It may not be apparent to all observers, but information security practices are undergoing a transformation. For at least a decade, environments have been becoming less perimeter-centric: Gone are the good old days when in-line controls protected the trusted, safe interior from the “wild west” of the outside.
As environments become more complex and externalized, the traditional “perimeter” loses meaning. Moreover, as attackers themselves become more sophisticated, security teams increasingly need to expect that the internal environment is compromised already.
As a consequence, the emphasis is on detection (locating attackers already in the environment) and response (minimizing the amount of time they can dwell unchecked), rather than on putting all the eggs in the prevention basket and hoping attackers can’t get in.
As a company gains maturity, the opportunity arises to enlist suppliers as an information source, as well as to leverage investments in intelligence-gathering to assist them. There are two primary challenges with the data collection aspects of intelligence-driven security approaches: first, finding or collecting relevant information; and second, contextualizing that information for specific environments. Surprisingly, folks in a company’s supply chain can help with both.
Suppliers can serve as an early warning mechanism to collect information about the threat environment. Larger organizations in the supply chain, for example, might have access to information that the company does not have. They may subscribe to different information sources, gather data points from other customers in the same industry, or otherwise gain access to valuable insights that can be of direct assistance.
This can help with contextualization. If a number of similar organizations — for example, in the same industry or of similar size — see a similar thing or are being attacked in a similar way, it is directly relevant. Having an open line of communication to learn about patterns from those in a position to observe them can be extremely valuable. In many cases, all it takes is a conversation to make it happen.
Smaller vendors and partners, or those that are less technically sophisticated, might have less to offer in terms of specific information for a company to consume, but they absolutely will benefit from information the company might be able to share with them.
Of course, a company can’t compel its suppliers to make use of the information it provides, but it absolutely can give them the ammunition to do so. It also can look for evidence of responsiveness in the vetting or periodic reassessment it does, and use that information to decide how much to rely on them in the future.
The point is, an intelligence-driven approach not only makes sense for a company’s internal environments, but also can provide value when systematically applied to the supply chain.
It won’t pay off in every case, but a company that extends its efforts to cover the supply chain, in addition to other methods it employs, may realize substantial benefits. Establishing a communication channel to allow information sharing can be time well spent and result in tangible security value.
Extending Situational Awareness
This is why intelligence-driven security approaches that are aware of attacker motivations, tradecraft and methods have been gaining traction. Take, for example, the strategy Lockheed Martin’s “kill chain” paper outlines for understanding attacker activity as part of a systematic campaign, thereby rendering it more difficult to mount.

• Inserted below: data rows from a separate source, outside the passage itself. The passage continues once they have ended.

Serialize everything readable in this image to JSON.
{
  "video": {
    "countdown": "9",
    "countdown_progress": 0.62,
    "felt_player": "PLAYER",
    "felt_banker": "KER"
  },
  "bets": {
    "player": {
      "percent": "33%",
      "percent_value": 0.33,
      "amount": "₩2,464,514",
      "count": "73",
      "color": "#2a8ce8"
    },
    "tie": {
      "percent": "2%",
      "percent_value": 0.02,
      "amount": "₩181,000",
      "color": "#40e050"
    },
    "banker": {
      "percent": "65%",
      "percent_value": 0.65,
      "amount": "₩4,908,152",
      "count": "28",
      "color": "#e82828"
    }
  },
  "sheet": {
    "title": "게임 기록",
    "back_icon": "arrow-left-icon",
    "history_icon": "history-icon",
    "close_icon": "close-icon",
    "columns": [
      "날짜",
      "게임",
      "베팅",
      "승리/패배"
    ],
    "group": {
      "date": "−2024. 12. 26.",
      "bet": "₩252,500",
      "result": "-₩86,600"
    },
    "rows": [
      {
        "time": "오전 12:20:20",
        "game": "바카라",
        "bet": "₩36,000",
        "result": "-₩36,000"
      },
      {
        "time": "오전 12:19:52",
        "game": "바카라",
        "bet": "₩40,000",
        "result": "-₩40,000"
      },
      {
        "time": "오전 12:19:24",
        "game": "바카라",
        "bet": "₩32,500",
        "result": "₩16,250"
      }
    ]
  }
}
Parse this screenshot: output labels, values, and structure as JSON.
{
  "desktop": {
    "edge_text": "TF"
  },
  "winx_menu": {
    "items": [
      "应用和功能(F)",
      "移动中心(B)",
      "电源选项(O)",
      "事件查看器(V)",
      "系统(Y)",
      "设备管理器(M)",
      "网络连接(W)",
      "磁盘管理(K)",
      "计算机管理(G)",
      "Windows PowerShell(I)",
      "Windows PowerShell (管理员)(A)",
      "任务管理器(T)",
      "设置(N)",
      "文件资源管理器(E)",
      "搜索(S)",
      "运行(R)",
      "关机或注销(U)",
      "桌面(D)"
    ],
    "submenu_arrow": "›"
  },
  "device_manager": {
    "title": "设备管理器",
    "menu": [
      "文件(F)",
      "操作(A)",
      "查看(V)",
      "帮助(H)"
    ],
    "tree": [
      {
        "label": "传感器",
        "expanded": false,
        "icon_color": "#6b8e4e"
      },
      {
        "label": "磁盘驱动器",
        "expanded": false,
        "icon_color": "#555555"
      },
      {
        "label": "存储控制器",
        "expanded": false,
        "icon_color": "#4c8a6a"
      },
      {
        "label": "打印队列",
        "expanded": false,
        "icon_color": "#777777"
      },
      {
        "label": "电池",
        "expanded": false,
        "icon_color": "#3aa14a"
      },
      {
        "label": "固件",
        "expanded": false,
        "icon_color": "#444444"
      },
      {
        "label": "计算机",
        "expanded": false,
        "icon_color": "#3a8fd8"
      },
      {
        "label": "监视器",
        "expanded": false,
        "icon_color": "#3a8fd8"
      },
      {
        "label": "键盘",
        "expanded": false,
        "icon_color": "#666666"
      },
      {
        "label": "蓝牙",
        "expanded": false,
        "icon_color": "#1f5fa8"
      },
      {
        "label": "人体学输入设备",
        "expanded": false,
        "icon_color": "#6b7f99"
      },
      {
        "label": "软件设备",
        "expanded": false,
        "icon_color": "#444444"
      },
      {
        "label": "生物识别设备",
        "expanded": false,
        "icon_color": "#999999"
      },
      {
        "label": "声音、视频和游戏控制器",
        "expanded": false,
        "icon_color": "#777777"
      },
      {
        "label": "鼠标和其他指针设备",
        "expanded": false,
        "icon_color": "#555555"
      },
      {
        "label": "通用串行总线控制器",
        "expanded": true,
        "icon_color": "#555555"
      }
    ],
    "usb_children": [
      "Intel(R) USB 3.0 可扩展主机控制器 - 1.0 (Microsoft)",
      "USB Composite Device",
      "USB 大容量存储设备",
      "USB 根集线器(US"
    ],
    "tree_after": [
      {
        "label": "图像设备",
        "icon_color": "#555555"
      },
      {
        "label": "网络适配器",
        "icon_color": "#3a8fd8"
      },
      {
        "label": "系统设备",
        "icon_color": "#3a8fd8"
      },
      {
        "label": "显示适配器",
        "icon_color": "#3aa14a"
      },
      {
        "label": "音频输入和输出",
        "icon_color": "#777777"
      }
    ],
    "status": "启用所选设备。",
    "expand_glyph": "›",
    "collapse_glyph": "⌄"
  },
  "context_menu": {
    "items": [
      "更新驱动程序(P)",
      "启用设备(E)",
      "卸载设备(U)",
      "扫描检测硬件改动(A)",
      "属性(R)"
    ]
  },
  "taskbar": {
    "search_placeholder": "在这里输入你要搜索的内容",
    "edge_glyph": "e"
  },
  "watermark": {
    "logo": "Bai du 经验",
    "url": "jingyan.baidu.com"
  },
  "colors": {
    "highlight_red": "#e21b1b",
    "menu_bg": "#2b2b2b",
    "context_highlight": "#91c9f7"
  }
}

The company’s own “chain” of events, when disrupted, renders such campaigns ineffective. That is a useful strategy, and one that lends itself well to a highly mutable, complex, and interdependent environment such as those most organizations have in place today.
Alignment of such an approach to internal defenses and control placement is useful, because it allows “orbital” deployment of defenses. That is, instead of a “chain” of layered defenses, it presupposes a 360-degree attack surface where attackers potentially can circumvent many of the controls in place, and each individual countermeasure can fill a dual detective and protective role.

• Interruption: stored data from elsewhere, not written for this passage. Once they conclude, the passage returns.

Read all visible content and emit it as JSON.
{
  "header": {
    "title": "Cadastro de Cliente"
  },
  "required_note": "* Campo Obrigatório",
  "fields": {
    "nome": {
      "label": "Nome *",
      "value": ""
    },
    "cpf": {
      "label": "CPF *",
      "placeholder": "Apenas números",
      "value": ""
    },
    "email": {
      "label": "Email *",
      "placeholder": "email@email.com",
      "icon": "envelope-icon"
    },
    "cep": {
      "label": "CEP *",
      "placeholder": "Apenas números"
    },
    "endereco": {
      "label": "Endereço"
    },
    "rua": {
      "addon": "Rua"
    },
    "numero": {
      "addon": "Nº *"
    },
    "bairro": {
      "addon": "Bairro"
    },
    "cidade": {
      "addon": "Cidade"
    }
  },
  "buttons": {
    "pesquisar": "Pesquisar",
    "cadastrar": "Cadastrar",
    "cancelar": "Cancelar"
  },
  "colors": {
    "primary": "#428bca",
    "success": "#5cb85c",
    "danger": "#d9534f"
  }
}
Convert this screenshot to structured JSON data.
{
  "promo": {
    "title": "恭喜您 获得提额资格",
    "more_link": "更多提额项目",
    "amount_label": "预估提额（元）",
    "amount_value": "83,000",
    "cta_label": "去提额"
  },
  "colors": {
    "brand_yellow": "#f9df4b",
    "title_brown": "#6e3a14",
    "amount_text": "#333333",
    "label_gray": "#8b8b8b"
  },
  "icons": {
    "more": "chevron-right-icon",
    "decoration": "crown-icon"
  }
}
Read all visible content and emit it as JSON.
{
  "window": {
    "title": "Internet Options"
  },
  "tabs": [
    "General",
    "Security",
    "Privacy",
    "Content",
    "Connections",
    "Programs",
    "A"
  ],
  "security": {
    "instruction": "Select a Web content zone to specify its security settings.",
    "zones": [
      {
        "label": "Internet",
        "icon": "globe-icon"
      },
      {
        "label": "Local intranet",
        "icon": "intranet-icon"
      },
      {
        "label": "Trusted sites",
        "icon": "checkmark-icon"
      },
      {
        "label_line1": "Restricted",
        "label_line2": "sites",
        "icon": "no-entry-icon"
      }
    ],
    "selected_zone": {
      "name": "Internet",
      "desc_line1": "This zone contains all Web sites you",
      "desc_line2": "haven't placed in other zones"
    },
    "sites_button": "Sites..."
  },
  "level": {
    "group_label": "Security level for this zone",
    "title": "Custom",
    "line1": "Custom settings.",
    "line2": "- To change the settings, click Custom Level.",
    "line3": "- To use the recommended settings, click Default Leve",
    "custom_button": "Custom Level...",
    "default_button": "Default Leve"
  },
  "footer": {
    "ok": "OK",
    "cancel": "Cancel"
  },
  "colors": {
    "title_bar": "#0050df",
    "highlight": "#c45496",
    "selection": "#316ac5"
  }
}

While readily applicable to internal controls, this type of approach is adapted less easily to other types of security — notably, the supply chain. The supply chain can be an area of risk or potential attack for any organization — and, just as a company’s internal environments are becoming more complex, so too are those of its partners, vendors and suppliers.

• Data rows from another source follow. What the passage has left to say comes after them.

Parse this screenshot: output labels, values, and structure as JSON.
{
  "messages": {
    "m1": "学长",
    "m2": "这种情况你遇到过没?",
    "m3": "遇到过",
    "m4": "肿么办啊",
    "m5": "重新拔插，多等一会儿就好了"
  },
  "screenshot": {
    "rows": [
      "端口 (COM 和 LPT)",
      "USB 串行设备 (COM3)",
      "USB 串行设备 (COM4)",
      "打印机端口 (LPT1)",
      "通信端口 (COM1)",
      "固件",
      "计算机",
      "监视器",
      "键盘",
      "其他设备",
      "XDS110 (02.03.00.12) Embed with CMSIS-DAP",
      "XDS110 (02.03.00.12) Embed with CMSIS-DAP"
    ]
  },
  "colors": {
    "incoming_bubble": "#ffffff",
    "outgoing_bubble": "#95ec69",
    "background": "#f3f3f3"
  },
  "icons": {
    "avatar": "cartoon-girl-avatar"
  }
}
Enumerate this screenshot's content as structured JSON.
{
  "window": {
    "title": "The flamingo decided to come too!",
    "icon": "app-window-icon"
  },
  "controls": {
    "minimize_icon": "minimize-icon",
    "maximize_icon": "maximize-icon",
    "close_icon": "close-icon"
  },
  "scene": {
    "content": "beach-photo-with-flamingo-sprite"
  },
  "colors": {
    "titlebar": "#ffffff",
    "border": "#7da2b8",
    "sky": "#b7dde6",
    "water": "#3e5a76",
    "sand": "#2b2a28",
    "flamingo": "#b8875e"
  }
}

However, intelligence-driven methods can offer the same advantages to a company’s external support network as they provide in its own environment.
It’s important for a company to understand the threat environment for elements in the supply chain in the same way that it understands its own internal environments. Just as it evaluates its posture from a threat perspective, so also should it extend that analysis to others that could potentially impact it.
In practice, this means making the following determinations: 1) the impact that a compromise of a supplier or partner would have; 2) the motivations and techniques of those that are likely to attack them; and 3) their relative resilience to those attacks.
This assessment must begin with understanding who is in the supply chain and what they do. For an organization of any size, this can take quite a bit of legwork. Therefore, it is advantageous to approach it in a systematic and workmanlike way — for example, by keeping an inventory of who they are, correlated with data you’ve already collected (assessments, business due-diligence, technical tests, and so forth).
This information can extend the “situational awareness” capabilities that a company uses — or are building — for the internal environment to cover critical areas of the supply chain or other areas where a compromise could have cascading impact.
For example, if a company subscribes to an intelligence feed that provides information about indicators of compromise or threat actor information, it can extend its detection capability to the supply chain by linking that information with what it knows of its suppliers and partners.
Depending on the relationship, this process could yield a “heads up” notification, or it could result in an extension of internal countermeasures to cover the points of interaction with that external party.